During the weekend the lander Philae resumed communications from the surface of the comet 67P/Churyumov-Gerasimenko. It’s been almost exactly seven months since Philae ran out of battery power and, because its position didn’t allow it to recharge them using its solar panels, went into hibernation. Now ESA is preparing new plans to try to make the most of the period in which the comet will be close enough to the Sun to provide the energy needed for Philae to work.
Philae’s mission was really chaotic and full of surprises. In November, it detached from the Rosetta space probe to land on the surface of the comet 67P/Churyumov-Gerasimenko, an achievement never attempted before. It did it but failed to anchor itself to the surface, bouncing on it a few times and ending in an area with little lighting.
Philae’s hibernation also caused a controversy for the European choice not to use nuclear generators to power ESA’s space probes. If Philae had that kind of generator, it could have kept on operating during recent months collecting precious data and sending them to Earth.
The choices at the political level were different so only now Philae managed to collect enough energy to be able to communicate. Due to the circumstances of its landing, its exact location hasn’t been identified yet.

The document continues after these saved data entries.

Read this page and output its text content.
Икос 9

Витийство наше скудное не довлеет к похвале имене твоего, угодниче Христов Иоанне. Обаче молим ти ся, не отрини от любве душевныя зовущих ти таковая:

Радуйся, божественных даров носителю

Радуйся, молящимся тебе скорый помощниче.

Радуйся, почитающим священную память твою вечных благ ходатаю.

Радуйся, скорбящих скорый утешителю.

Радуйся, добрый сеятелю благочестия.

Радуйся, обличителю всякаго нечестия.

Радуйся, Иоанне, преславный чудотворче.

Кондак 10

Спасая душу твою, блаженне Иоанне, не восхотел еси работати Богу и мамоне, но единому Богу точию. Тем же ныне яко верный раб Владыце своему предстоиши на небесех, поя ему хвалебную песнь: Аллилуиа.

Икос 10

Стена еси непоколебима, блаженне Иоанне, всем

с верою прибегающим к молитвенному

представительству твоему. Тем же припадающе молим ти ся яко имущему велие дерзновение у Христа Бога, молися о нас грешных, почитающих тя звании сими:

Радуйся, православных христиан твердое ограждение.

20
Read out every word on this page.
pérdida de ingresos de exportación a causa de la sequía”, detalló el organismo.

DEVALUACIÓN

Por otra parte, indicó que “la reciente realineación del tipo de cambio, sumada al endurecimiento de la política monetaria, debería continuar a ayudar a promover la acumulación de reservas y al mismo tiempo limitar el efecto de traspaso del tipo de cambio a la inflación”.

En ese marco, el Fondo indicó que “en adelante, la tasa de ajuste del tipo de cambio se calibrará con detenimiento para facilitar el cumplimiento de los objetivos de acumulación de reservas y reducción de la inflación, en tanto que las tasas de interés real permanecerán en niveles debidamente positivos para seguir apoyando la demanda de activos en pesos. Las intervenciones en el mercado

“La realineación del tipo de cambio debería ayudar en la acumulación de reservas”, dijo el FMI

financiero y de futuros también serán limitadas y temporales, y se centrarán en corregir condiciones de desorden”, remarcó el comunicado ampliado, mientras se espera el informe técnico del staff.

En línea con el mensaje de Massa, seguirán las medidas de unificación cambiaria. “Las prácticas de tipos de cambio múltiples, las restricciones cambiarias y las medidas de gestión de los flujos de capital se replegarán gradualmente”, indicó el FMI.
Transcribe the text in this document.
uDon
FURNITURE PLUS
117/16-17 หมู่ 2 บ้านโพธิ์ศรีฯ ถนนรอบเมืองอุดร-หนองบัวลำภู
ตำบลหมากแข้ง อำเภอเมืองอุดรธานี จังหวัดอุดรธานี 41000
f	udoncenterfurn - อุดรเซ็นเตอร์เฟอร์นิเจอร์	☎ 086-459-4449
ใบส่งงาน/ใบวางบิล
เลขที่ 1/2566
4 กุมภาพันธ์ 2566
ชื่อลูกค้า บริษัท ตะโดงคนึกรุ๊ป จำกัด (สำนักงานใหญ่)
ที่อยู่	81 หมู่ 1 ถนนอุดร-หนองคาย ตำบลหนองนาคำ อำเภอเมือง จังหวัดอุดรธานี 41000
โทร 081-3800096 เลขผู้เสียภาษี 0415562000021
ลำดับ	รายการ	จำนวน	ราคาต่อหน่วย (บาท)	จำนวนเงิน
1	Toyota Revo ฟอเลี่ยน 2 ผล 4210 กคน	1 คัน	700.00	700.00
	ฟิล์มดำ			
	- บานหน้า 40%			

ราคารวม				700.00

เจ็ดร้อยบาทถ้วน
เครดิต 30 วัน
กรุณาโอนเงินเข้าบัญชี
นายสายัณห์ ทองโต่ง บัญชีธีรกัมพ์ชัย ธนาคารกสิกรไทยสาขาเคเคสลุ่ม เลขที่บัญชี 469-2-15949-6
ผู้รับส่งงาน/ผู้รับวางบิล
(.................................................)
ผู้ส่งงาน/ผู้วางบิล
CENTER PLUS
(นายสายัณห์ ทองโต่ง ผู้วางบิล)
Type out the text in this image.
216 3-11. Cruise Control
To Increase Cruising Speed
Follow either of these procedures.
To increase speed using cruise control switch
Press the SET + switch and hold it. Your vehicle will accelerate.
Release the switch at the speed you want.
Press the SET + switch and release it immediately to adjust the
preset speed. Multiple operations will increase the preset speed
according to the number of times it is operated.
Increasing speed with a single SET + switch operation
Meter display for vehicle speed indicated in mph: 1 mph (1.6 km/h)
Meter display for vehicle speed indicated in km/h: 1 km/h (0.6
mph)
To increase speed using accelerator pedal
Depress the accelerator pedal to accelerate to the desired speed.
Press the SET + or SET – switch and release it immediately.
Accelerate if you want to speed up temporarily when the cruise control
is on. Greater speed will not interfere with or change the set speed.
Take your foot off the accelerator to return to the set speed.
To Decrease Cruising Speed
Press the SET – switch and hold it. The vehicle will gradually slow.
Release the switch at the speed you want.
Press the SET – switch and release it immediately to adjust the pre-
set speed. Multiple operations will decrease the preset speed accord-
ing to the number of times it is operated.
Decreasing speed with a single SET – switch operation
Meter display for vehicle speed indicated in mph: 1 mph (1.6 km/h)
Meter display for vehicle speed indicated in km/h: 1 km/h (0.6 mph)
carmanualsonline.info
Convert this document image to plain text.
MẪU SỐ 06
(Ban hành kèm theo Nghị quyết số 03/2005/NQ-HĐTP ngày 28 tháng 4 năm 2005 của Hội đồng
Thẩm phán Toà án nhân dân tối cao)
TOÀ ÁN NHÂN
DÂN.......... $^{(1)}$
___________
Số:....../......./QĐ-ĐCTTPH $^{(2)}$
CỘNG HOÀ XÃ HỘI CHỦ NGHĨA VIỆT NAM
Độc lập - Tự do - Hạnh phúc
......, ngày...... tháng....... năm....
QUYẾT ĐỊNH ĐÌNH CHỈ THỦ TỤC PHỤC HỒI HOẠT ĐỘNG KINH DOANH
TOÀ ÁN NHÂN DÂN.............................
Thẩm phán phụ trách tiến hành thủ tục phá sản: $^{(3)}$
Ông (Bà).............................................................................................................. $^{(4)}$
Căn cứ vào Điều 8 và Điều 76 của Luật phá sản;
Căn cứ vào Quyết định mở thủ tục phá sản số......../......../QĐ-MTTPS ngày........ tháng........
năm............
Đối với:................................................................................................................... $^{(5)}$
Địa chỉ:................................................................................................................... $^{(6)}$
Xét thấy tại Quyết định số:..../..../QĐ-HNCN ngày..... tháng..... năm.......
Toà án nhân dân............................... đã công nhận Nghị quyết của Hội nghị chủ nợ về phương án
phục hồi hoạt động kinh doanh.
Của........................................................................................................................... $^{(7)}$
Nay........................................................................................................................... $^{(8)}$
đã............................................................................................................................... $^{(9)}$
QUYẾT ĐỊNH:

However, ESA identified the area where it stopped by using the radio signals exchanged between Philae and Rosetta as part of the CONSERT (COmet Nucleus Sounding Experiment by Radiowave Transmission) experiment in the short period when the lander was active.
During the weekend, Philae communicated twice with the Rosetta space probe, which relayed the signals to ESA’s ESOC (European Space Operations Centre) on Earth. The first contact was a welcome surprise that initiated new plans to resume the lander’s mission, stopped well ahead of schedule.
The first contacts weren’t very stable and the plan is to change the Rosetta space probe’s orbit to optimize its communications with Philae. Communications can take place only when Rosetta passes over Philae and therefore will still be limited.
If the contact with Philae will be stabilized, it will be possible to send it commands to carry out scientific surveys. ESA will have to decide which instruments to use and this will depend on Philae’s energy levels. They might not be able to use the SD2 (Sampling, Drilling and Distribution) drill developed by the Italian Space Agency (ASI).
The good news is that with a little luck they can use Philae in the period of maximum activity on the comet 67P/Churyumov-Gerasimenko. It will be reached around mid-August 2015, when it will reach the closest point to the Sun. ESA’s mission controllers will keep considerable flexibility in their plans because their developments could still be unpredictable. At this point one might hope for new success for Philae’s mission.